EWAS¶
GLINT allows to perform epigenome-wide association study (EWAS) under several different models, as described bellow. All of the different models require using the general arguments desribed below under "General arguments".
Note
The example commands described bellow assume that the user generated GLINT files with covariates file and phenotypes file.
General arguments¶
--ewas
Runs an association test on each site in the data and outputs a results file.
Note
If --ewas is used without additional arguments GLINT will use linear regression as a default.
Note
GLINT can produce plots based on the results file. For more details read about the --plot argument.
Note
Use --out in order to change the default output name.
--pheno
Selects a phenotype to use in the association test.
For example:
python glint.py --datafile datafile.glint --ewas --linreg --pheno y1
will run EWAS using linear regression model with the phenotype y1. The names of the phenotypes are defined by the headers in the datafile.samples.txt file associated with the datafile.glint. For more details see GLINT files.
Note
Use the argument --phenofile in order to provide phenotypes that were not included in the datafile.glint file or in case where a textual version of the data is used rather than a .glint file.
--covar
Selects covariates to use in the association test.
For example:
python glint.py --datafile datafile.glint --ewas --linreg --covar c1 c2 c3
will run EWAS using linear regression model with the covariates c1, c2 and c3. The names of the covariates are defined by the headers in the datafile.samples.txt file associated with the datafile.glint. For more details see GLINT files.
Alternatively, run:
python glint.py --datafile datafile.glint --ewas --linreg --covar
without specifying names of covariates in order to include into the model all of the covariates included in the GLINT file.
Note
Use the argument --covarfile in order to provide covariates that were not included in the datafile.glint file or in case where a textual version of the data is used rather than a .glint file.
--stdth
Excludes sites with standard deviation lower than a specified value for the EWAS analysis. This argument can be used in order to reduce the number of hypotheses by excluding near-constant sites that are not expected to be associated with phenotypes.
For example:
python glint.py --datafile datafile.glint --ewas --linreg --pheno y1 --stdth 0.01
will consider only sites with standard deviation greater than 0.01 in the EWAS analysis.
Linear regression¶
--linreg
Performs EWAS on the data using linear regression model. This is the default model for --ewas.

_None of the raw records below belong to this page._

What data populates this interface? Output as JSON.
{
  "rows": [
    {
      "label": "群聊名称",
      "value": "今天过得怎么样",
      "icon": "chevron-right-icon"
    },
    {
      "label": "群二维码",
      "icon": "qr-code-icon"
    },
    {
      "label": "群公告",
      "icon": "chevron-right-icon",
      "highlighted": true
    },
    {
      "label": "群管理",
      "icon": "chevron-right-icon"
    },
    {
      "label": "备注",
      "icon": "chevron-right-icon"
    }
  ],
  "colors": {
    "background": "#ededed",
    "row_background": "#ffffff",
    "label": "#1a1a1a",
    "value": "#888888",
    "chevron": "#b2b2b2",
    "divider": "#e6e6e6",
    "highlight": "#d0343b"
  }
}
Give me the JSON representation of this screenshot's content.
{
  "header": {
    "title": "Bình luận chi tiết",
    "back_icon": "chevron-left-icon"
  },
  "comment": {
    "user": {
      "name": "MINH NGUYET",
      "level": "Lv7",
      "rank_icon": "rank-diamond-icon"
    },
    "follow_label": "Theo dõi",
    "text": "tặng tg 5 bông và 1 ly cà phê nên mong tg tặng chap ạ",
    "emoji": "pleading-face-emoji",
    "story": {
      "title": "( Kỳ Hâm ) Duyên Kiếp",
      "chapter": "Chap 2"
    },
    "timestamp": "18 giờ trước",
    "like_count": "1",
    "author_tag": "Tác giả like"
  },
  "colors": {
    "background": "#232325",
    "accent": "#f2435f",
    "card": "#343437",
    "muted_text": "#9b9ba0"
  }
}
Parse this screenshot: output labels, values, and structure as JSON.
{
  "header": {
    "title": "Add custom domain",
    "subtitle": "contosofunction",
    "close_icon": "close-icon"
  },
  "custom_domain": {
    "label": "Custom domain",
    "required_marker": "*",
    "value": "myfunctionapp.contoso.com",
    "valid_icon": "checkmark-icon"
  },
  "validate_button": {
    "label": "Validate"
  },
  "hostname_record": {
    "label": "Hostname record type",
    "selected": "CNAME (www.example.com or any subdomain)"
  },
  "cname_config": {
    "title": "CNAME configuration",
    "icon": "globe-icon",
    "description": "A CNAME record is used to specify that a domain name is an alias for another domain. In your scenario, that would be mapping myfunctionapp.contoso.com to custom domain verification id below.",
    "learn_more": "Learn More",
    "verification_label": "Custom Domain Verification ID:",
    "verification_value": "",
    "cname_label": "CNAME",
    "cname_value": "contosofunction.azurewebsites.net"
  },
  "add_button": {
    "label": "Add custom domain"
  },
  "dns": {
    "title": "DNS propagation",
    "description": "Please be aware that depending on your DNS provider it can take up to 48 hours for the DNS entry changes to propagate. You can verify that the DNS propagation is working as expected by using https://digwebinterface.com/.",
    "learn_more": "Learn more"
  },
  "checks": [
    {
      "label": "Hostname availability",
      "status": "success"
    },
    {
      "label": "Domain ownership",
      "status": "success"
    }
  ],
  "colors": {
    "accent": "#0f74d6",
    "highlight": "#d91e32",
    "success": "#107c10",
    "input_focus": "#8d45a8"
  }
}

The output file titled results.glint.linreg.txt includes a list of the sites, sorted by their association p-value. The output file format includes the following columns: ID (CpG identifier), chromosome (chromosome number of the site), MAPINFO (position of the site in the genome), p-value, q-value, intercept , V1 (coefficient of the first covariate),..., Vn (coefficient of the last covaraite, beta (the coefficient of the site under test), statistic (the test statistic), UCSC_RefGene_Name (name of the gene that is closest to this site), Relation_to_UCSC_CpG_Island (category)
For example:
python glint.py --datafile datafile.glint --ewas --linreg --pheno y1
will run EWAS using linear regression model.
Logistic regression¶
--logreg
Performs EWAS on the data using logistic regression model. This option requires a binary phenotype (controls are assumed to be coded as '0' and cases as '1').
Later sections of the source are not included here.